In the current study, investigators sought to employ engineered molecular agents called metallic supra-structured cryo-nanocatalysts, or MSCNs, to enhance the effectiveness of cryoimmunotherapy.

First, Kim and his collaborators administered MSCNs in cultured mouse prostate cancer cells. They found that the MSCNs elevated the freezing point of the tissues, enhancing ice formation and anti-cancer immunity responses while also inducing more cell death compared to traditional cryoablation methods.

Next, investigators loaded MSCNs with PD-L1, a protein that jumpstarts antitumor immune responses. The loaded MSCNs were found to eradicate tumors and trigger antitumor immune responses in mouse models of prostate cancer more effectively than traditional PD-L1 injection methods, according to the findings.

Additionally, Kim’s approach increased the activation of CD8+ T-cells, fighter cells crucial for targeting and eliminating cancer cells.

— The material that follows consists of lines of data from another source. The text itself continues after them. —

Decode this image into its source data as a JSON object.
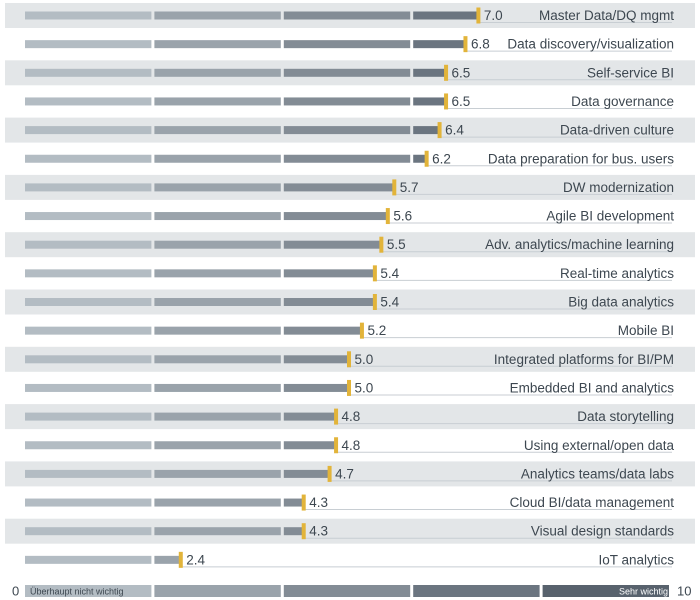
{
  "chart_data": {
    "type": "bar",
    "orientation": "horizontal",
    "xlim": [
      0,
      10
    ],
    "categories": [
      "Master Data/DQ mgmt",
      "Data discovery/visualization",
      "Self-service BI",
      "Data governance",
      "Data-driven culture",
      "Data preparation for bus. users",
      "DW modernization",
      "Agile BI development",
      "Adv. analytics/machine learning",
      "Real-time analytics",
      "Big data analytics",
      "Mobile BI",
      "Integrated platforms for BI/PM",
      "Embedded BI and analytics",
      "Data storytelling",
      "Using external/open data",
      "Analytics teams/data labs",
      "Cloud BI/data management",
      "Visual design standards",
      "IoT analytics"
    ],
    "values": [
      7.0,
      6.8,
      6.5,
      6.5,
      6.4,
      6.2,
      5.7,
      5.6,
      5.5,
      5.4,
      5.4,
      5.2,
      5.0,
      5.0,
      4.8,
      4.8,
      4.7,
      4.3,
      4.3,
      2.4
    ],
    "value_labels": [
      "7.0",
      "6.8",
      "6.5",
      "6.5",
      "6.4",
      "6.2",
      "5.7",
      "5.6",
      "5.5",
      "5.4",
      "5.4",
      "5.2",
      "5.0",
      "5.0",
      "4.8",
      "4.8",
      "4.7",
      "4.3",
      "4.3",
      "2.4"
    ],
    "axis_min_label": "0",
    "axis_max_label": "10",
    "scale_low_label": "Überhaupt nicht wichtig",
    "scale_high_label": "Sehr wichtig",
    "segment_colors": [
      "#b3bcc3",
      "#9aa3ab",
      "#838c95",
      "#6b7580",
      "#58626d"
    ],
    "marker_color": "#e2b43a",
    "stripe_color": "#e3e6e8"
  }
}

The results suggest MSCNs could improve traditional cryoimmunotherapy methods, Kim said.

“When we performed immune characterization and RNA sequencing, it showed that memory T-cells – one of the markers of immune memory – were preventing any kind of additional metastasis of the tumor,” Kim said. “This could be a very promising way to deliver both immunotherapy and local ablation therapy.”

Moving forward, Kim and his collaborators will test the efficacy of MSCNs in additional cancer models, with the ultimate goal of seeking FDA approval.

The study was supported by National Cancer Institute grants R01CA282664, R01CA278956 and R01CA279040.